Andrew Lo, director of the Laboratory for Financial Engineering at the Massachusetts Institute of Technology, has announced that, "The capability is here," suggesting that, "The biggest hurdle is the cultural barrier. You’ve got a lot of central bankers who are not as open to technology."
The use of computers to do economic modeling is not new, and is an important tool in answering specific questions, but predictions made using computers are often less accurate than that of their flesh and blood counterparts.
Lo suggests that artificial intelligence, or AI, will bridge the gap, using the process whereby technology learns to do tasks for which it hasn’t been programmed. Called 'machine learning,'the concept is already being applied to perform complex tasks, including classifying DNA sequences, detecting credit-card fraud, information retrieval, marketing, online advertising and stock market analysis.
Michael Feroli, an economist at JPMorgan Chase & Co., believes the technology has promise, saying, "I don’t see why, in principle, you couldn’t have a computer set monetary policy. Having it testify before Congress is another matter."
Paul Robinson, who heads the Bank of England’s Advanced Analytics unit, explained that the goal of a financial AI isn’t to replace human economists, but rather to make more accurate predictions. Robinson believes that this technology will have a significant impact on economic policy, "certainly within five years."

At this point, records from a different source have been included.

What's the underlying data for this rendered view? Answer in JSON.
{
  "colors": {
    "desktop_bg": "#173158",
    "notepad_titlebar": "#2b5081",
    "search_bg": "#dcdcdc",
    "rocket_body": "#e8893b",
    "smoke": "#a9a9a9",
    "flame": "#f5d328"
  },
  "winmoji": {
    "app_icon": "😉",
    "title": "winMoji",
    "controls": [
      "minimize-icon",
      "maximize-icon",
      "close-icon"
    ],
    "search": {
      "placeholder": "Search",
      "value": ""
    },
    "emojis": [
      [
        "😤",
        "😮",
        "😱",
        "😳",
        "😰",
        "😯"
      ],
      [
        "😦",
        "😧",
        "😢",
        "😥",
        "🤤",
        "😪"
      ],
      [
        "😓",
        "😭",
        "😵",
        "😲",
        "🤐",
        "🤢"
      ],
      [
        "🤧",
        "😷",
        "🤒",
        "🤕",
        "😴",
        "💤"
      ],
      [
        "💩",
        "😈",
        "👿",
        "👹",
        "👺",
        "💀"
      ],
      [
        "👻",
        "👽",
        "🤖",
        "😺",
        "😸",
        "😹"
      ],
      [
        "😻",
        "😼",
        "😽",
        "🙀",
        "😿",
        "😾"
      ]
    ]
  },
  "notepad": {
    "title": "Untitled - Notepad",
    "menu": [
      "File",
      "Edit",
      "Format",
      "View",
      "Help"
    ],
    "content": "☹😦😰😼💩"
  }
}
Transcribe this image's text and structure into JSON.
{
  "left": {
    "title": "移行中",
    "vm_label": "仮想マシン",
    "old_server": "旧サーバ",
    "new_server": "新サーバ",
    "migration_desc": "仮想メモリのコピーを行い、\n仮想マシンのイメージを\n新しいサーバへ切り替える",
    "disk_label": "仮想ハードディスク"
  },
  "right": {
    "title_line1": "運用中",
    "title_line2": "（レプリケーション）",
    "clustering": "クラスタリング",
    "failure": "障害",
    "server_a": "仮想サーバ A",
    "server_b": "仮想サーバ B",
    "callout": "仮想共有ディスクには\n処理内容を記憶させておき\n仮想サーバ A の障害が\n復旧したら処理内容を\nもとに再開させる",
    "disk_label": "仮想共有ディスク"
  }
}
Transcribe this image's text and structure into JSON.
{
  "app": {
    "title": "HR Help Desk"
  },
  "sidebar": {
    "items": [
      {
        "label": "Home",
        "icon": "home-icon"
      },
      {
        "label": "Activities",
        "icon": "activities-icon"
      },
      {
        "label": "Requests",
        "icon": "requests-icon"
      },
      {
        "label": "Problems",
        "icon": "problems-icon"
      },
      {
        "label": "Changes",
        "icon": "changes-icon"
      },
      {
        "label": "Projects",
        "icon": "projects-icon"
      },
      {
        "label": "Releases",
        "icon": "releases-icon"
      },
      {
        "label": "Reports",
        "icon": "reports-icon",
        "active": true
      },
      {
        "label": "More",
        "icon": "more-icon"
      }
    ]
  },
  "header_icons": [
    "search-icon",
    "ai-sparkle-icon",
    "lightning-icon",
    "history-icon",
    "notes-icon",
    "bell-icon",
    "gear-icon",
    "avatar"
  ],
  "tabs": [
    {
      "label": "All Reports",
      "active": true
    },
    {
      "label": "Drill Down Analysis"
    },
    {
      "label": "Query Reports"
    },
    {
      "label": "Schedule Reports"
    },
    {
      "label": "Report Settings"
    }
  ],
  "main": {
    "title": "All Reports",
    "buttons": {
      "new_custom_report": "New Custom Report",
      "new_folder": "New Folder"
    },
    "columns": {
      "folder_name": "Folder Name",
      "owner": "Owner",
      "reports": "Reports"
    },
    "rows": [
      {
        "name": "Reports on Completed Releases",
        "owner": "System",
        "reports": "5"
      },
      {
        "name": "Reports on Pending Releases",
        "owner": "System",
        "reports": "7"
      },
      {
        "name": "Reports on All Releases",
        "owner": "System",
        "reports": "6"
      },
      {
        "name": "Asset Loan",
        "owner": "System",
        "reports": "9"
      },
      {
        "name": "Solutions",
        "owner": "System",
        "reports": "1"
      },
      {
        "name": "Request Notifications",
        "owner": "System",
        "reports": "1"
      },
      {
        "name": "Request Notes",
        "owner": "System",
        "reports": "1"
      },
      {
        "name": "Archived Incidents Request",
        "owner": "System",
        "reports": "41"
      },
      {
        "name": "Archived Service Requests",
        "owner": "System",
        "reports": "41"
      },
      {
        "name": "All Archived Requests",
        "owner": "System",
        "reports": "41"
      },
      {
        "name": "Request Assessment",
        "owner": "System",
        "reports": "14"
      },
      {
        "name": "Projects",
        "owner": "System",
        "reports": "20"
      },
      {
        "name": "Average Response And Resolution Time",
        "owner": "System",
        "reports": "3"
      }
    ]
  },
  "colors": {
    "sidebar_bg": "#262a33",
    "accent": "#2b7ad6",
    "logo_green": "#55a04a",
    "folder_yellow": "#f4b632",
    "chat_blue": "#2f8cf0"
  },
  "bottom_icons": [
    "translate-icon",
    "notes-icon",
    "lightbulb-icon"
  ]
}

But not everyone feels warm and fuzzy with the idea of having an AI be responsible for decisions that could affect so many, and so profoundly.
David Wilcox, director of the Federal Reserve’s research and statistics division states, somewhat mechanically, "There will remain an irreducible amount of uncertainty that is very large, moreover, the phenomenon of structural change is pervasive in complicated economic systems. For the foreseeable future, the best approach will involve a combination of empirical rigor captured in models, together with human judgment."
University of Pennsylvania computer science professor Michael Kearns disagrees. He believes that although machines aren’t influenced by emotions and reasoning, the process by which humans and technology reach conclusions is very nearly the same. Kearns asserts that information deduced from events past is what makes experience, asking, "And what is experience other than data?"
Questions exist about whether current available data is detailed enough for an AI to produce a reliable forecast. Hal Varian, chief economist at Google, doesn’t believe it is. "The data sets are so small. GDP is released quarterly, so 50 years of data is only 200 observations and only seven recessions," Varian says.
Although Varian understands that data amounts are growing rapidly, and is generally a major advocate for AI, he believes that the technology will need to improve significantly before it can make economic calculations "dramatically better" than traditional economists.